How to tell how loaded a historical is / how much data to put on a node

We’re running our historical nodes in GKE with each historical server as the only thing running on a node, storing segments in local SSD (with GCS for deep storage).

Right now we’re putting a single SSD (375GB) on each node, and that’s the current determinant of how many nodes to run. However, GKE supports up to 8 SSDs per node, so we’re considering running with more storage per node to reduce node costs (as machines are much more expensive than SSDs!).
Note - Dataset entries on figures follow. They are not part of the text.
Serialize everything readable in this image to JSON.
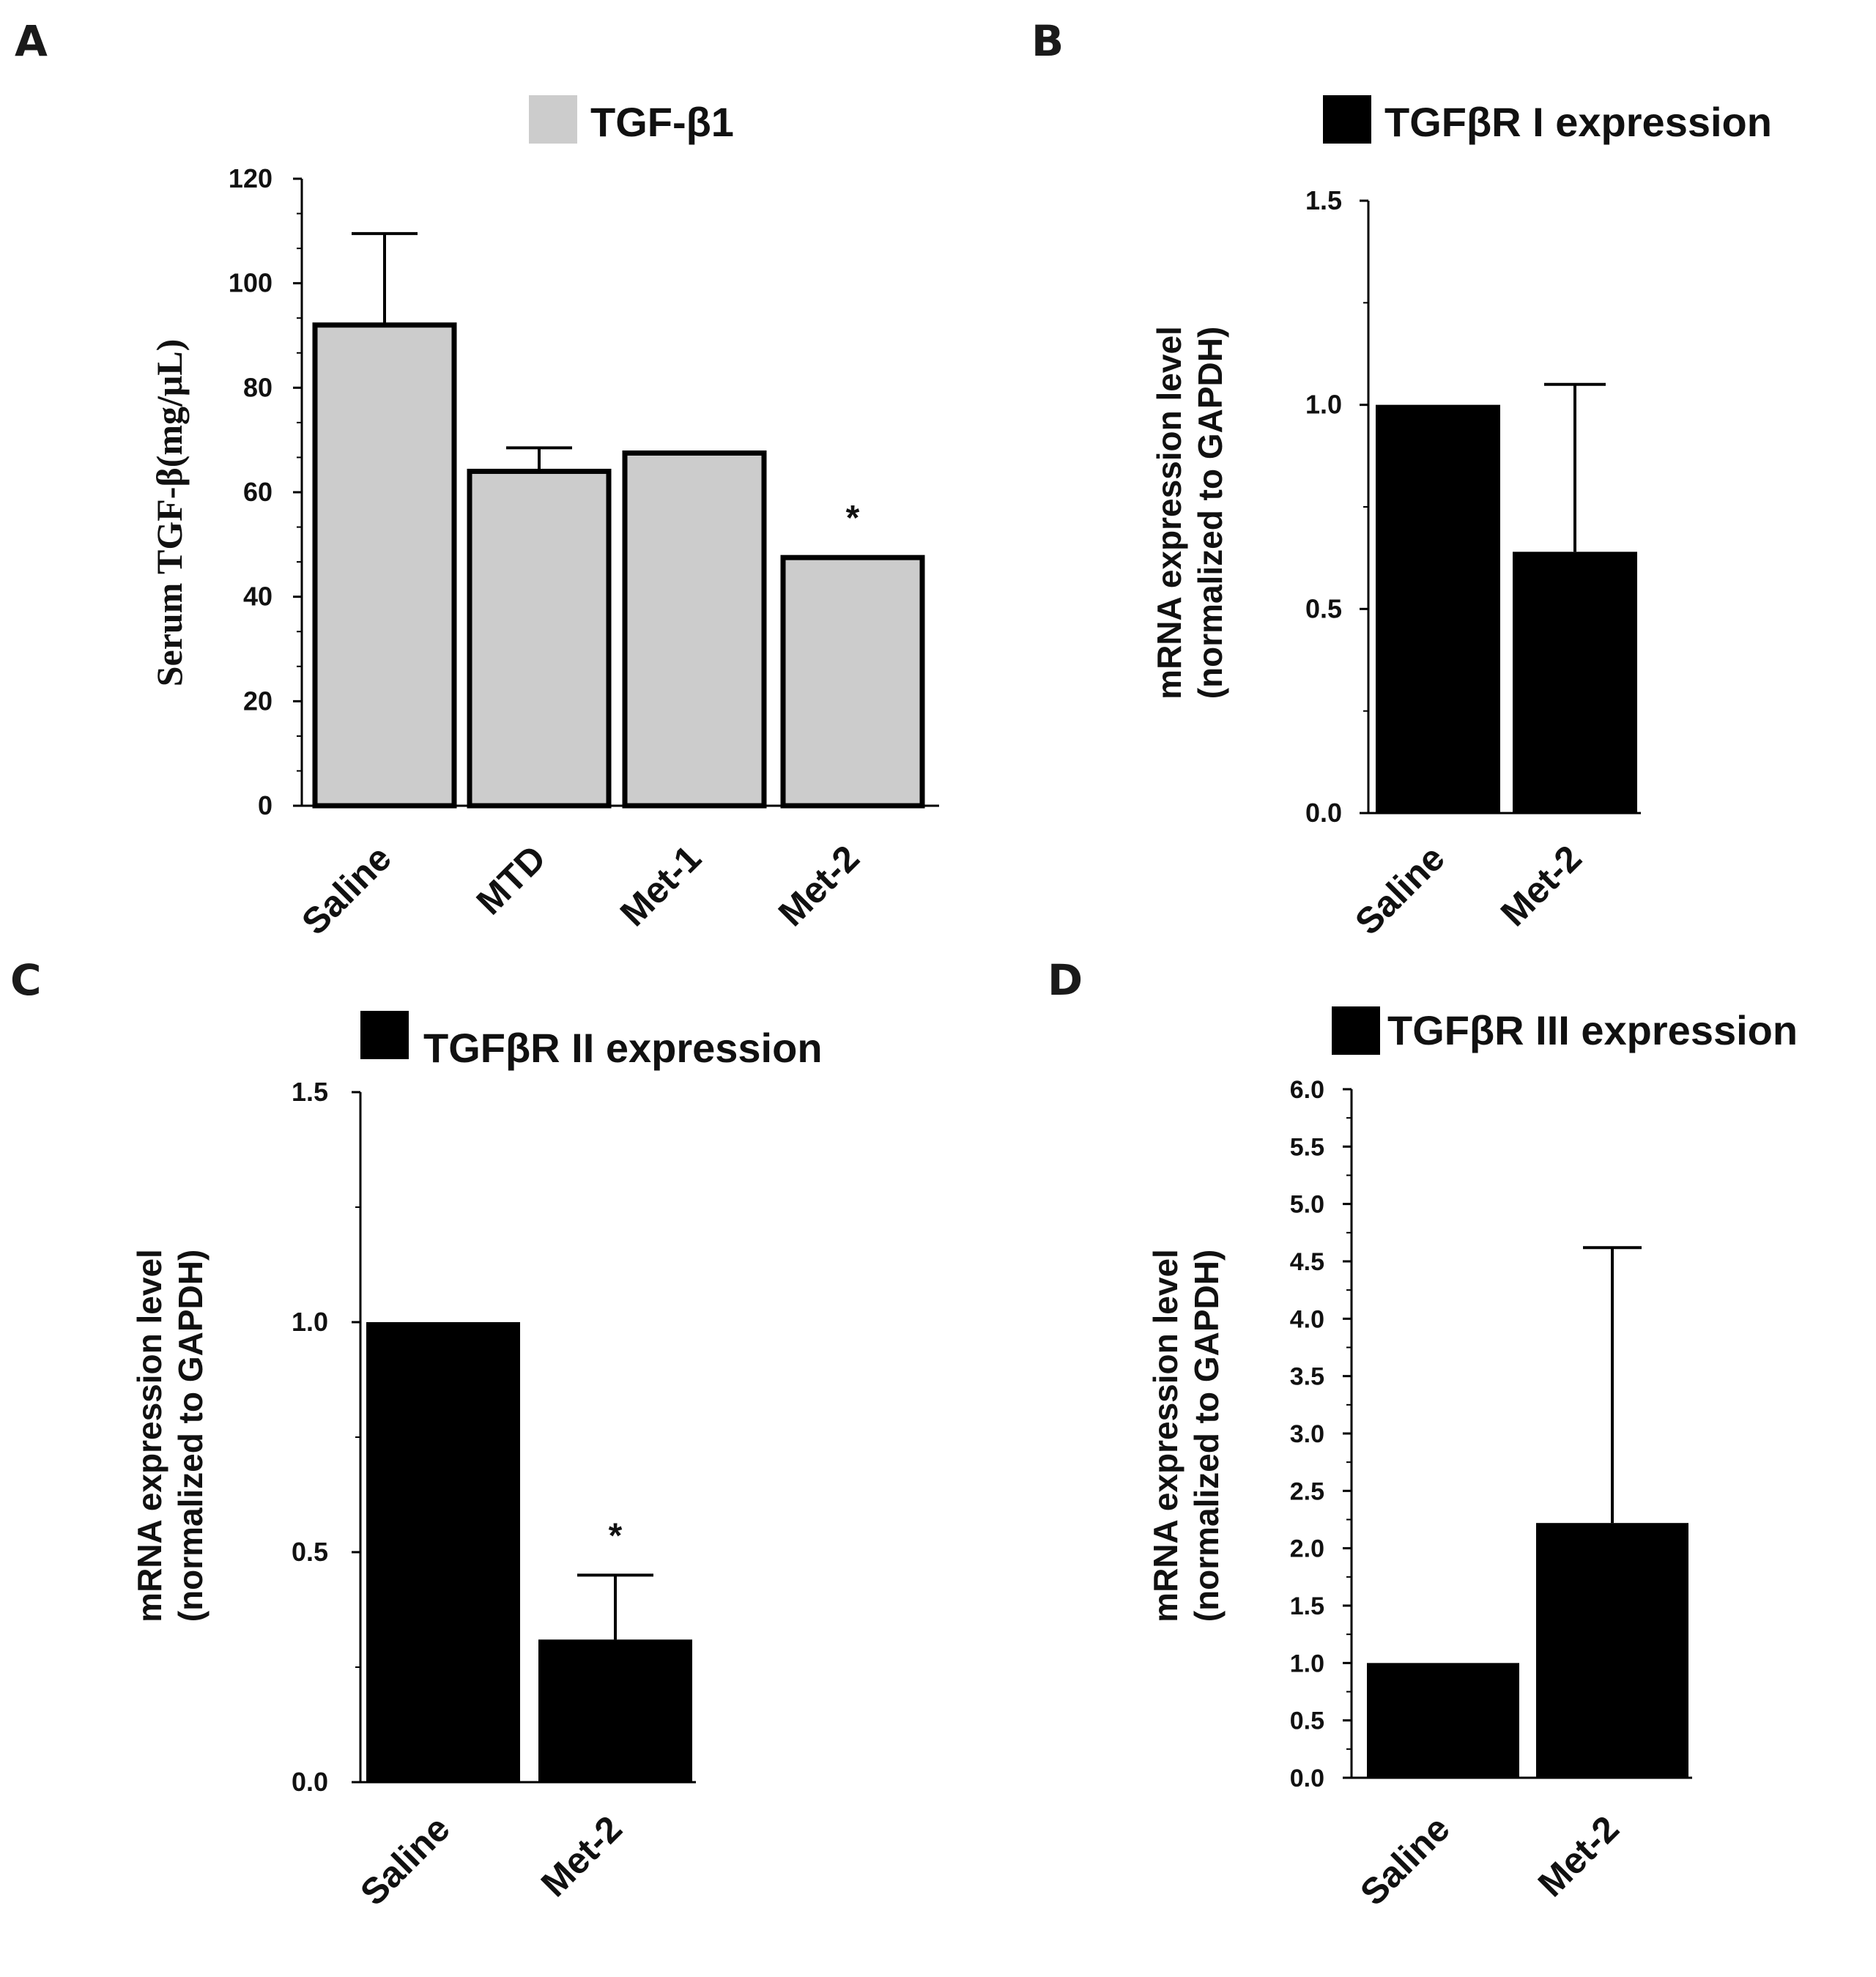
{
  "chart_data": [
    {
      "panel": "A",
      "type": "bar",
      "title": "TGF-β1",
      "legend": [
        {
          "label": "TGF-β1",
          "color": "#cccccc"
        }
      ],
      "categories": [
        "Saline",
        "MTD",
        "Met-1",
        "Met-2"
      ],
      "values": [
        92,
        64,
        67.5,
        47.5
      ],
      "errors": [
        17.5,
        4.5,
        0,
        0
      ],
      "significance": [
        "",
        "",
        "",
        "*"
      ],
      "xlabel": "",
      "ylabel": "Serum TGF-β(mg/μL)",
      "ylim": [
        0,
        120
      ],
      "yticks": [
        0,
        20,
        40,
        60,
        80,
        100,
        120
      ],
      "ytick_labels": [
        "0",
        "20",
        "40",
        "60",
        "80",
        "100",
        "120"
      ],
      "bar_color": "#cccccc"
    },
    {
      "panel": "B",
      "type": "bar",
      "title": "TGFβR I expression",
      "legend": [
        {
          "label": "TGFβR I expression",
          "color": "#000000"
        }
      ],
      "categories": [
        "Saline",
        "Met-2"
      ],
      "values": [
        1.0,
        0.64
      ],
      "errors": [
        0,
        0.41
      ],
      "significance": [
        "",
        ""
      ],
      "xlabel": "",
      "ylabel": [
        "mRNA expression level",
        "(normalized to GAPDH)"
      ],
      "ylim": [
        0,
        1.5
      ],
      "yticks": [
        0,
        0.5,
        1.0,
        1.5
      ],
      "ytick_labels": [
        "0.0",
        "0.5",
        "1.0",
        "1.5"
      ],
      "bar_color": "#000000"
    },
    {
      "panel": "C",
      "type": "bar",
      "title": "TGFβR II expression",
      "legend": [
        {
          "label": "TGFβR II expression",
          "color": "#000000"
        }
      ],
      "categories": [
        "Saline",
        "Met-2"
      ],
      "values": [
        1.0,
        0.31
      ],
      "errors": [
        0,
        0.14
      ],
      "significance": [
        "",
        "*"
      ],
      "xlabel": "",
      "ylabel": [
        "mRNA expression level",
        "(normalized to GAPDH)"
      ],
      "ylim": [
        0,
        1.5
      ],
      "yticks": [
        0,
        0.5,
        1.0,
        1.5
      ],
      "ytick_labels": [
        "0.0",
        "0.5",
        "1.0",
        "1.5"
      ],
      "bar_color": "#000000"
    },
    {
      "panel": "D",
      "type": "bar",
      "title": "TGFβR III expression",
      "legend": [
        {
          "label": "TGFβR III expression",
          "color": "#000000"
        }
      ],
      "categories": [
        "Saline",
        "Met-2"
      ],
      "values": [
        1.0,
        2.22
      ],
      "errors": [
        0,
        2.4
      ],
      "significance": [
        "",
        ""
      ],
      "xlabel": "",
      "ylabel": [
        "mRNA expression level",
        "(normalized to GAPDH)"
      ],
      "ylim": [
        0,
        6
      ],
      "yticks": [
        0,
        0.5,
        1.0,
        1.5,
        2.0,
        2.5,
        3.0,
        3.5,
        4.0,
        4.5,
        5.0,
        5.5,
        6.0
      ],
      "ytick_labels": [
        "0.0",
        "0.5",
        "1.0",
        "1.5",
        "2.0",
        "2.5",
        "3.0",
        "3.5",
        "4.0",
        "4.5",
        "5.0",
        "5.5",
        "6.0"
      ],
      "bar_color": "#000000"
    }
  ]
}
Each node has 60GB of memory, most of which we allocate to Druid, so the amount of our data we’re storing in memory is already far lower than the amount we store on disk.

I can look at how much CPU the nodes use and see how much headroom we have there, but because Druid historicals use memory in various ways including the Linux page cache, I’m not really sure how to do the same analysis for memory. (I have read http://druid.io/docs/latest/operations/performance-faq.html.) What should I be looking at to see if with our usage patterns it would be reasonable to double, quadruple, or octuple the amount of data stored on each node? (Other than “end to end performance of our queries” of course.)

–dave

Hi David,

The ratio of memory:disk would depend on the type of queries and the amount of data being queried.

The historical segment scan time and the amount of data being read from the disk would give a better idea of the historical performance.

Druid emits many metrics (http://druid.io/docs/latest/operations/metrics.html). The useful ones for paging would be query/segment/time and sys/disk/read.

From these you should be able to have a good understanding on how changing the memory setting affects the performance for your use case.